Mostly new Nunavut MLAs elected in Baffin region races

The latest crop of MLAs to come out of Nunavut's Baffin communities outside Iqaluit are mostly newcomers to territorial politics, although incumbent James Arvaluk held on to his seat in Tuniniq.

Byelection scheduled in South Baffin on Nov. 3

The latest crop of MLAs to come out of Nunavut's Baffin communities outside Iqaluit are mostly newcomers to territorial politics, although incumbent James Arvaluk held on to his seat in Tuniniq.

The Baffin region — also known as the Qikiqtani region — encompasses much of eastern and northern Nunavut.

The Quttiktuq constituency, Canada's northernmost electoral district, is made up of the High Arctic communities of Grise Fiord, Resolute Bay and Arctic Bay.

There, incumbent Levi Barnabas, who was named human resources minister earlier this year, was ousted by Ron Elliott of Arctic Bay in a surprise election result.

Elliott, a 38-year-old adult educator at Nunavut Arctic College, garnered 183 votes over 174 votes for Barnabas — just a nine vote difference. The popular vote share was 51 per cent for Elliott and 49 per cent for Barnabas.

Elliott told CBC News that he will focus on youth issues. Youth seem to be least represented in politics, despite being the territory's largest population group, he said.

South of Quttiktuq is the Tuniniq constituency, which includes the hamlet of Pond Inlet, and Uqqummiut, with the mostly Inuit communities of Clyde River and Qikiqtarjuaq.

Incumbent MLA James Arvaluk kept his seat in Tuniniq on Monday, after gaining 50 per cent of the popular vote over rivals Simon Merkosak and Elizirie Peterloosie.

"I think you have to tell the people up front of what you stand for, and you have learned how to overcome the adversities, and also talk about the issues," Arvaluk told CBC News in an interview shortly after his re-election.

"Don't cover up anything, and tell the people that there are the problems and [here's] how we could tackle them."

In the Amittuq constituency, which includes the communities of Igloolik and Hall Beach, finance minister Louis Tapardjuk won 65 per cent of the vote over Joanna Haulli Quassa, making him one of only two incumbent cabinet ministers to be re-elected on Monday.

Youth a top priority for Komoartok

In Pangnirtung, near Iqaluit, Adamee Komoartok was the first person known to be elected in Monday's election.
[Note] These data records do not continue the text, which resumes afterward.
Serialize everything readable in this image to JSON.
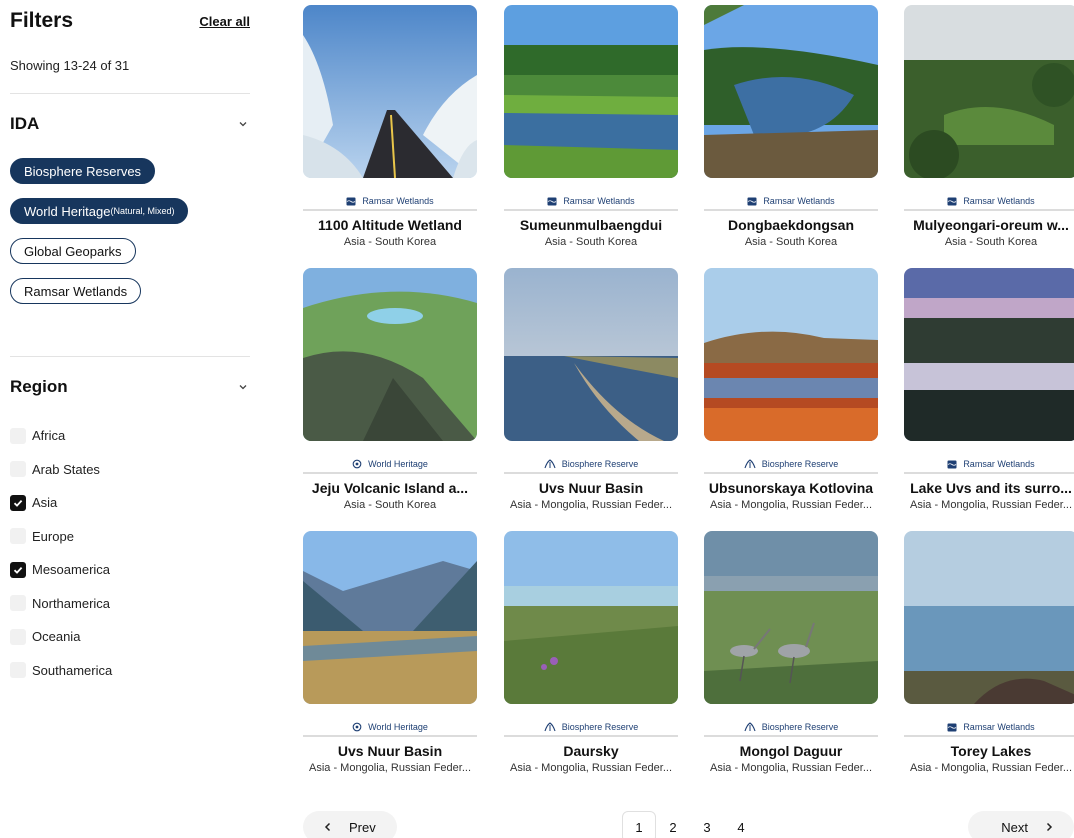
{
  "filters": {
    "title": "Filters",
    "clear_all": "Clear all",
    "showing": "Showing 13-24 of 31"
  },
  "ida": {
    "title": "IDA",
    "chips": [
      {
        "label": "Biosphere Reserves",
        "active": true
      },
      {
        "label": "World Heritage",
        "suffix": "(Natural, Mixed)",
        "active": true
      },
      {
        "label": "Global Geoparks",
        "active": false
      },
      {
        "label": "Ramsar Wetlands",
        "active": false
      }
    ]
  },
  "region": {
    "title": "Region",
    "items": [
      {
        "label": "Africa",
        "checked": false
      },
      {
        "label": "Arab States",
        "checked": false
      },
      {
        "label": "Asia",
        "checked": true
      },
      {
        "label": "Europe",
        "checked": false
      },
      {
        "label": "Mesoamerica",
        "checked": true
      },
      {
        "label": "Northamerica",
        "checked": false
      },
      {
        "label": "Oceania",
        "checked": false
      },
      {
        "label": "Southamerica",
        "checked": false
      }
    ]
  },
  "cards": [
    {
      "badge": "Ramsar Wetlands",
      "badge_icon": "wetland-icon",
      "title": "1100 Altitude Wetland",
      "location": "Asia - South Korea",
      "scene": "snow-road"
    },
    {
      "badge": "Ramsar Wetlands",
      "badge_icon": "wetland-icon",
      "title": "Sumeunmulbaengdui",
      "location": "Asia - South Korea",
      "scene": "marsh"
    },
    {
      "badge": "Ramsar Wetlands",
      "badge_icon": "wetland-icon",
      "title": "Dongbaekdongsan",
      "location": "Asia - South Korea",
      "scene": "pond"
    },
    {
      "badge": "Ramsar Wetlands",
      "badge_icon": "wetland-icon",
      "title": "Mulyeongari-oreum w...",
      "location": "Asia - South Korea",
      "scene": "forest"
    },
    {
      "badge": "World Heritage",
      "badge_icon": "heritage-icon",
      "title": "Jeju Volcanic Island a...",
      "location": "Asia - South Korea",
      "scene": "crater"
    },
    {
      "badge": "Biosphere Reserve",
      "badge_icon": "biosphere-icon",
      "title": "Uvs Nuur Basin",
      "location": "Asia - Mongolia, Russian Feder...",
      "scene": "lake-spit"
    },
    {
      "badge": "Biosphere Reserve",
      "badge_icon": "biosphere-icon",
      "title": "Ubsunorskaya Kotlovina",
      "location": "Asia - Mongolia, Russian Feder...",
      "scene": "autumn-marsh"
    },
    {
      "badge": "Ramsar Wetlands",
      "badge_icon": "wetland-icon",
      "title": "Lake Uvs and its surro...",
      "location": "Asia - Mongolia, Russian Feder...",
      "scene": "dusk-lake"
    },
    {
      "badge": "World Heritage",
      "badge_icon": "heritage-icon",
      "title": "Uvs Nuur Basin",
      "location": "Asia - Mongolia, Russian Feder...",
      "scene": "valley"
    },
    {
      "badge": "Biosphere Reserve",
      "badge_icon": "biosphere-icon",
      "title": "Daursky",
      "location": "Asia - Mongolia, Russian Feder...",
      "scene": "steppe-lake"
    },
    {
      "badge": "Biosphere Reserve",
      "badge_icon": "biosphere-icon",
      "title": "Mongol Daguur",
      "location": "Asia - Mongolia, Russian Feder...",
      "scene": "cranes"
    },
    {
      "badge": "Ramsar Wetlands",
      "badge_icon": "wetland-icon",
      "title": "Torey Lakes",
      "location": "Asia - Mongolia, Russian Feder...",
      "scene": "calm-lake"
    }
  ],
  "pagination": {
    "prev": "Prev",
    "next": "Next",
    "pages": [
      "1",
      "2",
      "3",
      "4"
    ],
    "current": "1"
  },
  "colors": {
    "chip_active": "#17365d",
    "badge_text": "#1e3f73"
  }
}
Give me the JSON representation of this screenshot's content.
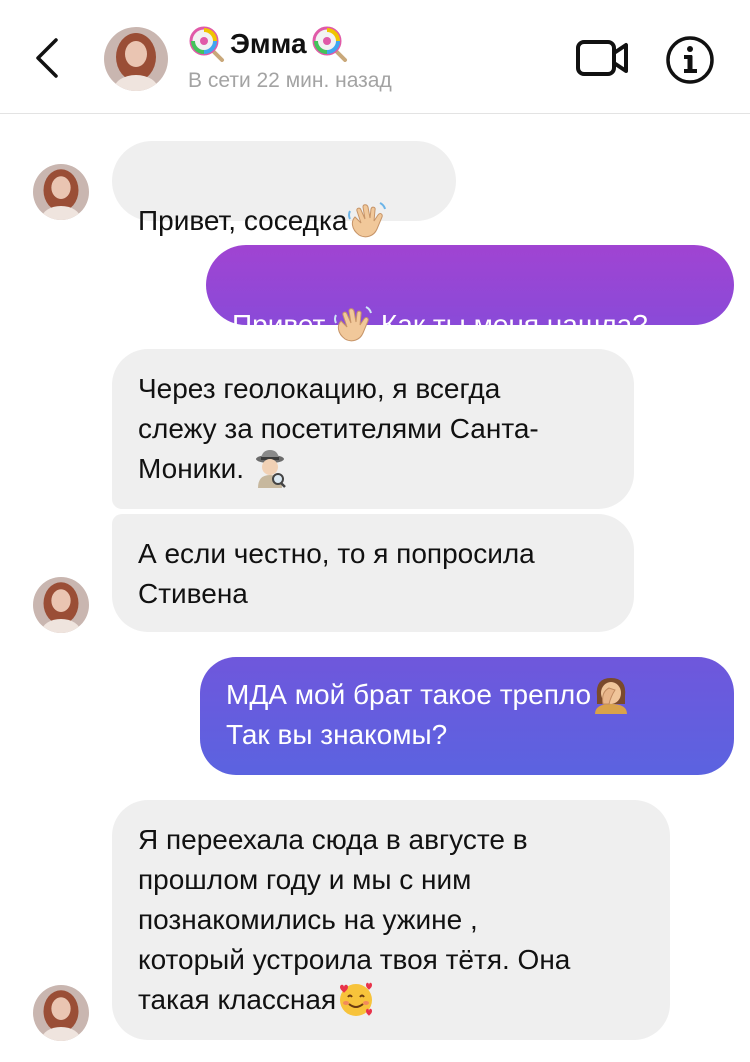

Komoartok defeated Looee Arreak with 245 votes over Arreak's 147.

Youth and alcohol addiction are top issues for Komoartok, a court worker and deputy mayor in Pangnirtung.

"About 75 [or] 80 per cent of the matters that come before the courts are alcohol-related," he told CBC News on Monday.

"I believe it's not a problem that's solely for Pang; it's for all of Nunavut."

Komoartok, a court worker and deputy mayor of Pangnirtung, succeeds Nunavut Speaker and two-term MLA Peter Kilabuk, who did not seek re-election.

Voters in the South Baffin constituency, which includes Kimmirut and Cape Dorset, will choose their new MLA from a field of four candidates on Nov. 3.

The byelection was called after no one came forward to run in the general election there — a development that nearly prompted outgoing MLA Olayuk Akesuk to consider running again, despite having announced his retirement earlier.

While the Hudson Bay community of Sanikiluaq is more in central Nunavut than in the east, the Hudson Bay constituency was originally part of the Baffin South electoral district, when Nunavut was still part of the Northwest Territories.

There, Allan Rumbolt of Sanikiluaq topped a field of three candidates to succeed outgoing MLA Peter Kattuk, who had represented the area since Nunavut was created in 1999.

Rumbolt, a heavy equipment operator for the hamlet of Sanikiluaq, secured 45 per cent of the vote, surpassing 36 per cent for Johnny Manning and 19 per cent for Bill Fraser.